Gyarmathy and colleagues assessed the prevalence of HIV and selected blood-borne and sexually transmitted infections among a convenience sample of 64 residents of Dzsumbuj, a predominantly Roma (Gypsy) neighbourhood in Budapest, Hungary. No cases of HIV were detected, while the prevalence of hepatitis B infection (anti-HBc) was 27% and syphilis prevalence was 2%. Romas (n = 50) were significantly more likely than non-Romas (n = 14) to have hepatitis A antibodies (80% vs. 43%) and less likely to be hepatitis B immunized (anti-HBs only; 6% vs. 29%). Current drug injectors (n = 13) were more likely than non-injectors (n = 51) to have antibodies against hepatitis A (85% vs. 69%) and hepatitis C (85% vs. 8%). While HIV has not been introduced in this population, risk conditions for a potentially explosive HIV epidemic are present. Health care policies should focus on expanding coverage for hepatitis A and hepatitis B immunizations, and access to HIV preventive services needs to be extended to marginalized, mostly minority populations, such as the Roma in Europe.

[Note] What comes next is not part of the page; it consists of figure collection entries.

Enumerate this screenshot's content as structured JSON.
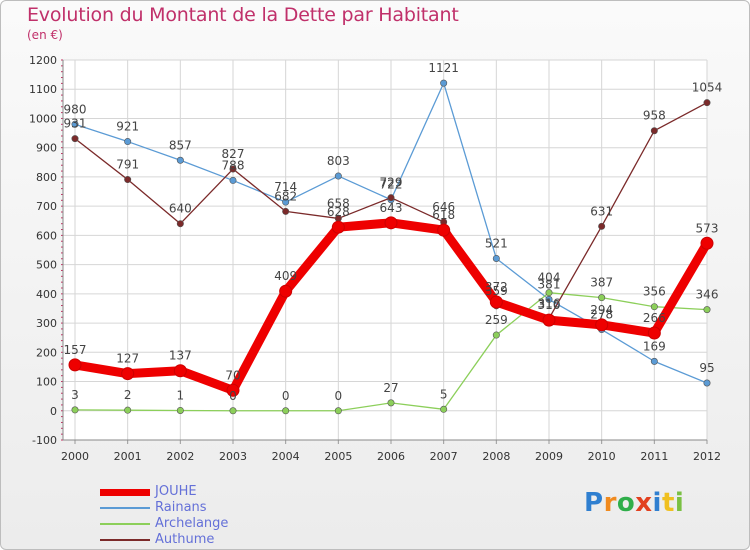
{
  "title": "Evolution du Montant de la Dette par Habitant",
  "subtitle": "(en €)",
  "logo": {
    "text": "Proxiti",
    "colors": [
      "#2f7fd0",
      "#f08a1e",
      "#2fae4a",
      "#e2401f",
      "#2f7fd0",
      "#f0c020",
      "#7ac043"
    ]
  },
  "chart_data": {
    "type": "line",
    "x": [
      "2000",
      "2001",
      "2002",
      "2003",
      "2004",
      "2005",
      "2006",
      "2007",
      "2008",
      "2009",
      "2010",
      "2011",
      "2012"
    ],
    "ylim": [
      -100,
      1200
    ],
    "yticks": [
      -100,
      0,
      100,
      200,
      300,
      400,
      500,
      600,
      700,
      800,
      900,
      1000,
      1100,
      1200
    ],
    "grid": true,
    "series": [
      {
        "name": "JOUHE",
        "color": "#ee0000",
        "values": [
          157,
          127,
          137,
          70,
          409,
          628,
          643,
          618,
          372,
          310,
          294,
          266,
          573
        ],
        "labels": [
          "157",
          "127",
          "137",
          "70",
          "409",
          "628",
          "643",
          "618",
          "372",
          "310",
          "294",
          "266",
          "573"
        ]
      },
      {
        "name": "Rainans",
        "color": "#5b9bd5",
        "values": [
          980,
          921,
          857,
          788,
          714,
          803,
          722,
          1121,
          521,
          381,
          278,
          169,
          95
        ],
        "labels": [
          "980",
          "921",
          "857",
          "788",
          "714",
          "803",
          "722",
          "1121",
          "521",
          "381",
          "278",
          "169",
          "95"
        ]
      },
      {
        "name": "Archelange",
        "color": "#8ccf5a",
        "values": [
          3,
          2,
          1,
          0,
          0,
          0,
          27,
          5,
          259,
          404,
          387,
          356,
          346
        ],
        "labels": [
          "3",
          "2",
          "1",
          "0",
          "0",
          "0",
          "27",
          "5",
          "259",
          "404",
          "387",
          "356",
          "346"
        ]
      },
      {
        "name": "Authume",
        "color": "#7b2a2a",
        "values": [
          931,
          791,
          640,
          827,
          682,
          658,
          729,
          646,
          359,
          316,
          631,
          958,
          1054
        ],
        "labels": [
          "931",
          "791",
          "640",
          "827",
          "682",
          "658",
          "729",
          "646",
          "359",
          "316",
          "631",
          "958",
          "1054"
        ]
      }
    ]
  }
}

Editors’ note: Romas or gypsies, thought to comprise 5 to 10% of the population of Central and Eastern Europe, are a mobile, socially marginalised, hard-to-reach minority. This rapid assessment survey produced data that justify extending hepatitis A and hepatitis B immunization services as well as HIV preventive programmes to them now to improve health and block HIV from gaining a toehold in this disadvantaged population.